Only around 300 Cross River gorillas were known to be alive at one point in the isolated mountainous region in Nigeria and Cameroon, according to the Wildlife Conservation Society, which captured the camera trap images in May. More color images were recovered last month.
John Oates, professor emeritus at the City University of New York and a primatologist who helped establish conservation efforts for the gorillas more than two decades ago, was excited about the new images.
“It was great to see … evidence that these gorillas in these mountains are reproducing successfully because there have been so few images in the past,” he told The Associated Press. “We know very little about what is going on with reproduction with this subspecies, so to see many young animals is a positive sign.”
Experts don’t know how many Cross River gorillas remain in the mountain cluster and have been trying to track the subspecies for some time.
About 50 cameras were set up in 2012 and multiple images have been captured in Cameroon’s Kagwene Gorilla Sanctuary and in Nigeria’s Mbe Mountains community forest and Afi Mountain Wildlife Sanctuary.
But Cross River gorillas are notoriously difficult to capture together on camera and no images had captured multiple infants.

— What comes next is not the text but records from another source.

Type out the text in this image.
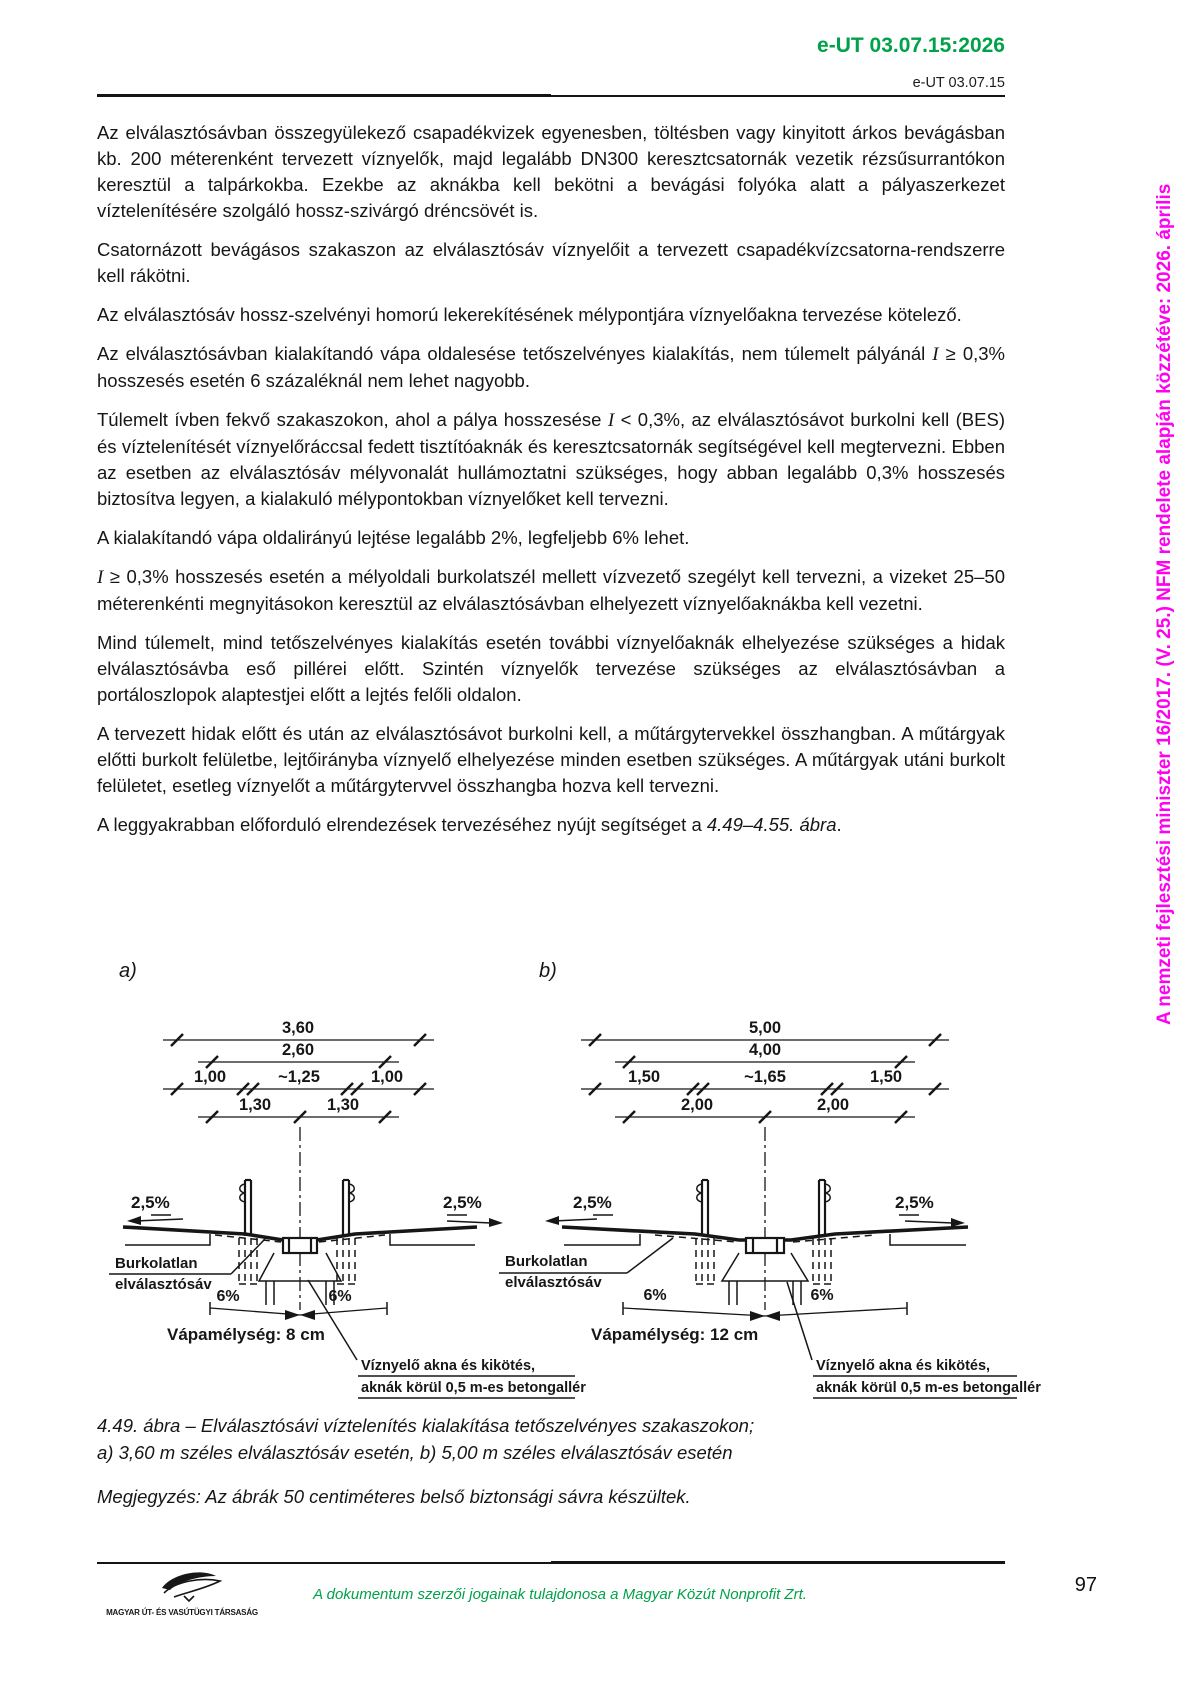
e-UT 03.07.15:2026
e-UT 03.07.15

Az elválasztósávban összegyülekező csapadékvizek egyenesben, töltésben vagy kinyitott árkos bevágásban kb. 200 méterenként tervezett víznyelők, majd legalább DN300 keresztcsatornák vezetik rézsűsurrantókon keresztül a talpárkokba. Ezekbe az aknákba kell bekötni a bevágási folyóka alatt a pályaszerkezet víztelenítésére szolgáló hossz-szivárgó dréncsövét is.

Csatornázott bevágásos szakaszon az elválasztósáv víznyelőit a tervezett csapadékvízcsatorna-rendszerre kell rákötni.

Az elválasztósáv hossz-szelvényi homorú lekerekítésének mélypontjára víznyelőakna tervezése kötelező.

Az elválasztósávban kialakítandó vápa oldalesése tetőszelvényes kialakítás, nem túlemelt pályánál I ≥ 0,3% hosszesés esetén 6 százaléknál nem lehet nagyobb.

Túlemelt ívben fekvő szakaszokon, ahol a pálya hosszesése I < 0,3%, az elválasztósávot burkolni kell (BES) és víztelenítését víznyelőráccsal fedett tisztítóaknák és keresztcsatornák segítségével kell megtervezni. Ebben az esetben az elválasztósáv mélyvonalát hullámoztatni szükséges, hogy abban legalább 0,3% hosszesés biztosítva legyen, a kialakuló mélypontokban víznyelőket kell tervezni.

A kialakítandó vápa oldalirányú lejtése legalább 2%, legfeljebb 6% lehet.

I ≥ 0,3% hosszesés esetén a mélyoldali burkolatszél mellett vízvezető szegélyt kell tervezni, a vizeket 25–50 méterenkénti megnyitásokon keresztül az elválasztósávban elhelyezett víznyelőaknákba kell vezetni.

Mind túlemelt, mind tetőszelvényes kialakítás esetén további víznyelőaknák elhelyezése szükséges a hidak elválasztósávba eső pillérei előtt. Szintén víznyelők tervezése szükséges az elválasztósávban a portáloszlopok alaptestjei előtt a lejtés felőli oldalon.

A tervezett hidak előtt és után az elválasztósávot burkolni kell, a műtárgytervekkel összhangban. A műtárgyak előtti burkolt felületbe, lejtőirányba víznyelő elhelyezése minden esetben szükséges. A műtárgyak utáni burkolt felületet, esetleg víznyelőt a műtárgytervvel összhangba hozva kell tervezni.

A leggyakrabban előforduló elrendezések tervezéséhez nyújt segítséget a 4.49–4.55. ábra.

a)
3,60
2,60
1,00	~1,25	1,00
1,30	1,30
2,5%	2,5%
6%	6%
Burkolatlan
elválasztósáv
Vápamélység: 8 cm
Víznyelő akna és kikötés,
aknák körül 0,5 m-es betongallér
b)
5,00
4,00
1,50	~1,65	1,50
2,00	2,00
2,5%	2,5%
6%	6%
Burkolatlan
elválasztósáv
Vápamélység: 12 cm
Víznyelő akna és kikötés,
aknák körül 0,5 m-es betongallér
4.49. ábra – Elválasztósávi víztelenítés kialakítása tetőszelvényes szakaszokon;
a) 3,60 m széles elválasztósáv esetén, b) 5,00 m széles elválasztósáv esetén
Megjegyzés: Az ábrák 50 centiméteres belső biztonsági sávra készültek.
A nemzeti fejlesztési miniszter 16/2017. (V. 25.) NFM rendelete alapján közzétéve: 2026. április
MAGYAR ÚT- ÉS VASÚTÜGYI TÁRSASÁG
A dokumentum szerzői jogainak tulajdonosa a Magyar Közút Nonprofit Zrt.	97
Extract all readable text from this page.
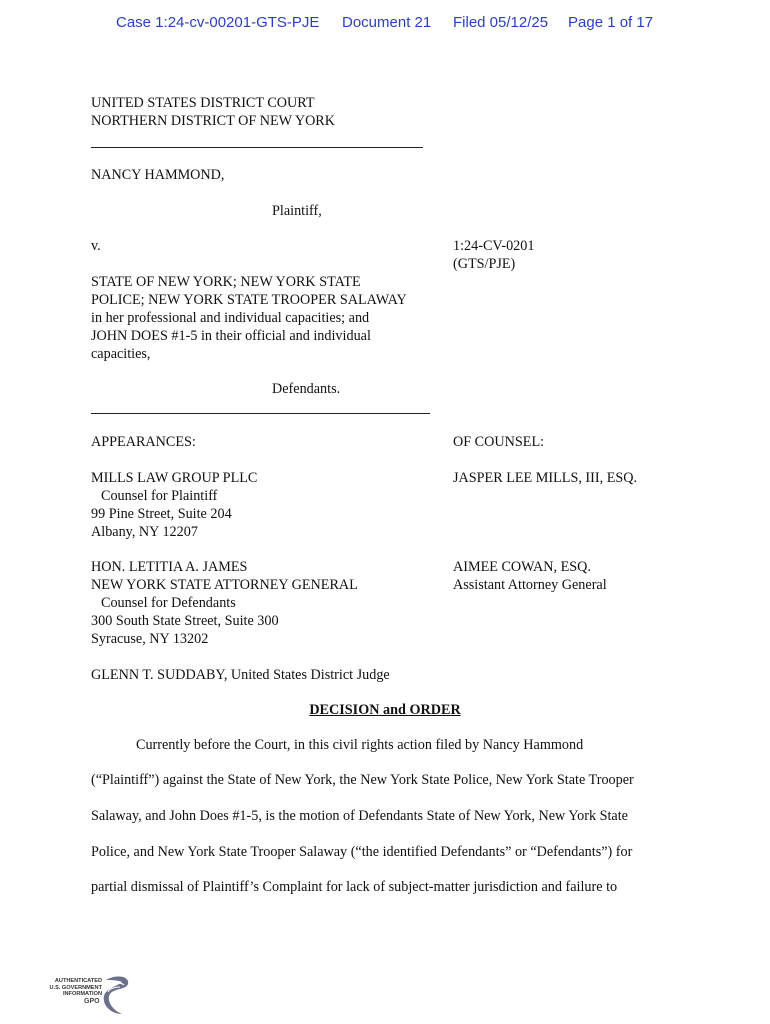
Case 1:24-cv-00201-GTS-PJE Document 21 Filed 05/12/25 Page 1 of 17
UNITED STATES DISTRICT COURT
NORTHERN DISTRICT OF NEW YORK
NANCY HAMMOND,
Plaintiff,
v.	1:24-CV-0201
(GTS/PJE)
STATE OF NEW YORK; NEW YORK STATE
POLICE; NEW YORK STATE TROOPER SALAWAY
in her professional and individual capacities; and
JOHN DOES #1-5 in their official and individual
capacities,
Defendants.
APPEARANCES:	OF COUNSEL:
MILLS LAW GROUP PLLC
Counsel for Plaintiff
99 Pine Street, Suite 204
Albany, NY 12207
JASPER LEE MILLS, III, ESQ.
HON. LETITIA A. JAMES
NEW YORK STATE ATTORNEY GENERAL
Counsel for Defendants
300 South State Street, Suite 300
Syracuse, NY 13202
AIMEE COWAN, ESQ.
Assistant Attorney General
GLENN T. SUDDABY, United States District Judge
DECISION and ORDER
Currently before the Court, in this civil rights action filed by Nancy Hammond
(“Plaintiff”) against the State of New York, the New York State Police, New York State Trooper
Salaway, and John Does #1-5, is the motion of Defendants State of New York, New York State
Police, and New York State Trooper Salaway (“the identified Defendants” or “Defendants”) for
partial dismissal of Plaintiff’s Complaint for lack of subject-matter jurisdiction and failure to
AUTHENTICATED
U.S. GOVERNMENT
INFORMATION
GPO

An alliance of nine communities, the Conservation Association of the Mbe Mountains, has been working with the Wildlife Conservation Society
since the mid-1990s to help protect the Cross River gorillas. Since, there have been no recorded deaths in Nigeria, the society said.
The gorillas at one point had been thought to be extinct, according to the society’s Nigeria country director, Andrew Dunn.
Cross River gorillas have been threatened for decades primarily by hunting but also by loss of habitat as residents cut down forests to make way for agriculture. The subspecies was “rediscovered” in the late 1980s.